Sub-Saharan Africa is facing an unprecedented health and economic crisis, the International Monetary Fund (IMF) said today in its latest Regional Economic Outlook for Sub-Saharan Africa. The crisis threatens to reverse recent development progress across the region and may weigh on growth for years to come.

“The world is facing a serious challenge, and sub-Saharan Africa will not be spared,” said Abebe Aemro Selassie, Director of the IMF’s African Department. “All indications are that the Covid-19 pandemic will exact a heavy human toll and cause an acute economic crisis. The region is facing plummeting global growth, tighter financial conditions, a sharp decline in key export prices, and severe disruptions to economic activity from the measures that have had to be adopted to limit the viral outbreak.  Consequently, we now project the region will shrink by 1.6 percent this year—the worst outcome on record.

“Shrinking incomes will worsen existing vulnerabilities, while containment measures and social distancing will inevitably jeopardize the livelihoods of countless people. Also, the pandemic is reaching the continent at a time when many countries have little room for maneuver in their budgets, making it more difficult for policymakers to respond.”

Against this backdrop, Mr. Selassie called for decisive measures to limit the human and economic costs of the crisis.

“First and foremost, the immediate priority is to do whatever it takes to ramp up public health spending to contain the outbreak, regardless of a country’s budget.

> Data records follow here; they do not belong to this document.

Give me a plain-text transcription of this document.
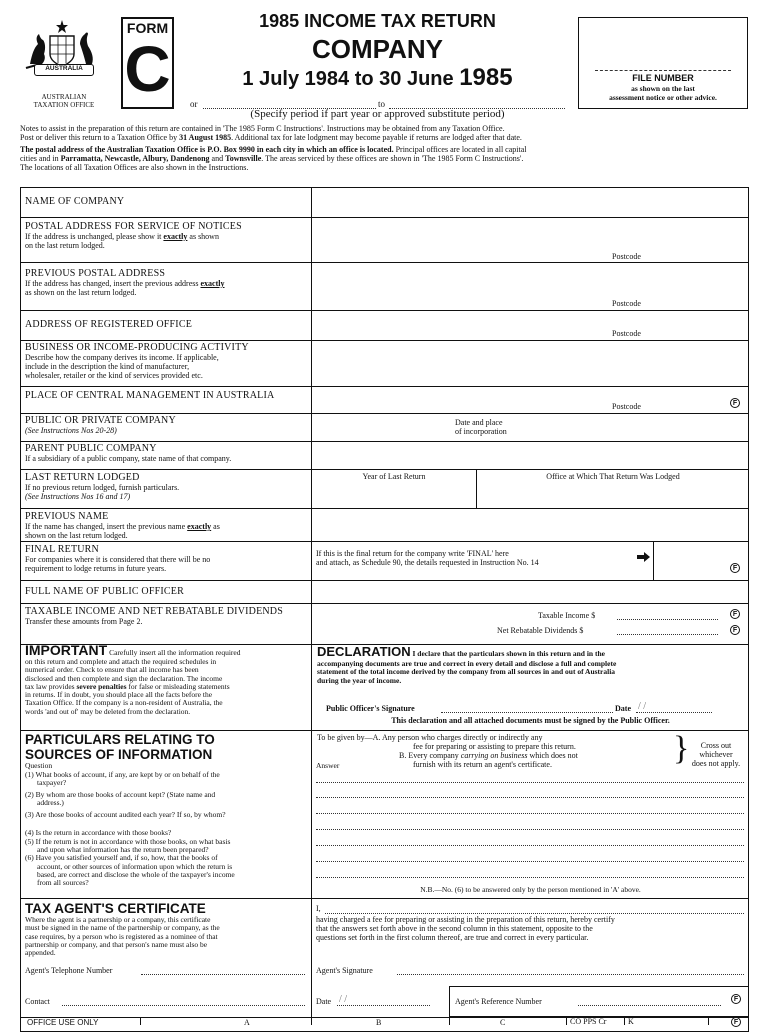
AUSTRALIA
AUSTRALIAN
TAXATION OFFICE
FORM
C
1985 INCOME TAX RETURN
COMPANY
1 July 1984 to 30 June 1985
or	to
(Specify period if part year or approved substitute period)
FILE NUMBER
as shown on the last
assessment notice or other advice.
Notes to assist in the preparation of this return are contained in 'The 1985 Form C Instructions'. Instructions may be obtained from any Taxation Office.
Post or deliver this return to a Taxation Office by 31 August 1985. Additional tax for late lodgment may become payable if returns are lodged after that date.
The postal address of the Australian Taxation Office is P.O. Box 9990 in each city in which an office is located. Principal offices are located in all capital
cities and in Parramatta, Newcastle, Albury, Dandenong and Townsville. The areas serviced by these offices are shown in 'The 1985 Form C Instructions'.
The locations of all Taxation Offices are also shown in the Instructions.
NAME OF COMPANY
POSTAL ADDRESS FOR SERVICE OF NOTICES
If the address is unchanged, please show it exactly as shown
on the last return lodged.
Postcode
PREVIOUS POSTAL ADDRESS
If the address has changed, insert the previous address exactly
as shown on the last return lodged.
Postcode
ADDRESS OF REGISTERED OFFICE
Postcode
BUSINESS OR INCOME-PRODUCING ACTIVITY
Describe how the company derives its income. If applicable,
include in the description the kind of manufacturer,
wholesaler, retailer or the kind of services provided etc.
PLACE OF CENTRAL MANAGEMENT IN AUSTRALIA
Postcode	F
PUBLIC OR PRIVATE COMPANY
(See Instructions Nos 20-28)
Date and place
of incorporation
PARENT PUBLIC COMPANY
If a subsidiary of a public company, state name of that company.
LAST RETURN LODGED
If no previous return lodged, furnish particulars.
(See Instructions Nos 16 and 17)
Year of Last Return	Office at Which That Return Was Lodged
PREVIOUS NAME
If the name has changed, insert the previous name exactly as
shown on the last return lodged.
FINAL RETURN
For companies where it is considered that there will be no
requirement to lodge returns in future years.
If this is the final return for the company write 'FINAL' here
and attach, as Schedule 90, the details requested in Instruction No. 14
F
FULL NAME OF PUBLIC OFFICER
TAXABLE INCOME AND NET REBATABLE DIVIDENDS
Transfer these amounts from Page 2.
Taxable Income $	F
Net Rebatable Dividends $	F
IMPORTANT Carefully insert all the information required
on this return and complete and attach the required schedules in
numerical order. Check to ensure that all income has been
disclosed and then complete and sign the declaration. The income
tax law provides severe penalties for false or misleading statements
in returns. If in doubt, you should place all the facts before the
Taxation Office. If the company is a non-resident of Australia, the
words 'and out of' may be deleted from the declaration.
DECLARATION I declare that the particulars shown in this return and in the
accompanying documents are true and correct in every detail and disclose a full and complete
statement of the total income derived by the company from all sources in and out of Australia
during the year of income.
Public Officer's Signature	Date
/ /
This declaration and all attached documents must be signed by the Public Officer.
PARTICULARS RELATING TO
SOURCES OF INFORMATION
Question
(1) What books of account, if any, are kept by or on behalf of the
taxpayer?
(2) By whom are those books of account kept? (State name and
address.)
(3) Are those books of account audited each year? If so, by whom?
(4) Is the return in accordance with those books?
(5) If the return is not in accordance with those books, on what basis
and upon what information has the return been prepared?
(6) Have you satisfied yourself and, if so, how, that the books of
account, or other sources of information upon which the return is
based, are correct and disclose the whole of the taxpayer's income
from all sources?
To be given by—A. Any person who charges directly or indirectly any
fee for preparing or assisting to prepare this return.
B. Every company carrying on business which does not
furnish with its return an agent's certificate.	}	Cross out whichever
does not apply.
Answer
N.B.—No. (6) to be answered only by the person mentioned in 'A' above.
TAX AGENT'S CERTIFICATE
Where the agent is a partnership or a company, this certificate
must be signed in the name of the partnership or company, as the
case requires, by a person who is registered as a nominee of that
partnership or company, and that person's name must also be
appended.
I,
having charged a fee for preparing or assisting in the preparation of this return, hereby certify
that the answers set forth above in the second column in this statement, opposite to the
questions set forth in the first column thereof, are true and correct in every particular.
Agent's Telephone Number	Agent's Signature
Contact	Date
/ /	Agent's Reference Number	F
OFFICE USE ONLY	A	B	C	CO PPS Cr	K	F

“Second, substantial and timely support is crucial. Policies could include cash transfers or in-kind support to vulnerable households, including to informal workers. They could also include targeted and temporary support to hard-hit sectors. The ability of countries to mount an adequate response will depend in large part on their access to concessional funding from the international community.

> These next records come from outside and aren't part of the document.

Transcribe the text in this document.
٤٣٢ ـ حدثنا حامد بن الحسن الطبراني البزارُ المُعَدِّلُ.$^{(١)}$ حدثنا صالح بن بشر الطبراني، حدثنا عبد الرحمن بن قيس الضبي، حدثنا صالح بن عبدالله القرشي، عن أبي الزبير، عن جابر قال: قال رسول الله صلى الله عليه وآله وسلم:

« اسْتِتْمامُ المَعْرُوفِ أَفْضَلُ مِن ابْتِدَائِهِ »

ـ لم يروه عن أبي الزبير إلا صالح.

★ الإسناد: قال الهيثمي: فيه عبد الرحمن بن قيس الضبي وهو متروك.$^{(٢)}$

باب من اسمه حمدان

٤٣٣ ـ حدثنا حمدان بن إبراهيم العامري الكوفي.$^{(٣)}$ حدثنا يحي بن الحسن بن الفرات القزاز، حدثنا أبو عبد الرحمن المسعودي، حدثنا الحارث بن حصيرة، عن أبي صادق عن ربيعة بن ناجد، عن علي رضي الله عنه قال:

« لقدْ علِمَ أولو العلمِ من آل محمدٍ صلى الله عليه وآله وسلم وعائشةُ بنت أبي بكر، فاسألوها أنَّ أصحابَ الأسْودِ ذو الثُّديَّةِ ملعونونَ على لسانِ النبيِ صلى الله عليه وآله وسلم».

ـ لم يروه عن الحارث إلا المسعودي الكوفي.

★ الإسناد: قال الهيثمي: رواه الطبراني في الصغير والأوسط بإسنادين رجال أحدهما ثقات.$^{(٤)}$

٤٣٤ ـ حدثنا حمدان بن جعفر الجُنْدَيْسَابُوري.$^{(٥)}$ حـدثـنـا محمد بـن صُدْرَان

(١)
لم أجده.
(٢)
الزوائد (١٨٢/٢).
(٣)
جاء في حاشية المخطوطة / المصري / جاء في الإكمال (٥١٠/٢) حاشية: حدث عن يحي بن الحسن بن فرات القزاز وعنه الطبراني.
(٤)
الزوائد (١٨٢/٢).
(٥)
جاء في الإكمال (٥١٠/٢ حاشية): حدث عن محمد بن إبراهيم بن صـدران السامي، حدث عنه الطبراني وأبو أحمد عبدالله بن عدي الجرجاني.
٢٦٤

“Third, monetary and financial policy can also play an important role in sustaining firms and jobs.

“In support of these domestic measures, a coordinated effort by all development partners will be key. The Fund is working closely with our partners—the World Bank, World Health Organization, the African Development Bank and the African Union—to respond swiftly and effectively to this crisis. The Fund is set to provide some US$11 billion to 32 sub-Saharan countries that have requested assistance recent weeks, with disbursements to Burkina Faso, Chad, Gabon, Ghana, Madagascar, Niger, Rwanda, Senegal, and Togo already made.

“Immediate debt relief is also being provided for the poorest and most vulnerable countries through the IMF’s Catastrophe Containment and Relief Trust, freeing up resources for health and social protections spending. Together with the World Bank, the IMF is also making the case for debt relief from official bilateral creditors for those low-income countries that request forbearance.

“This is an unprecedented crisis. And our member countries need us now more than ever. Together with our partners, we aim to help the region smooth the worst of this shock, ensuring that peoples’ lives and livelihoods are not destroyed forever.”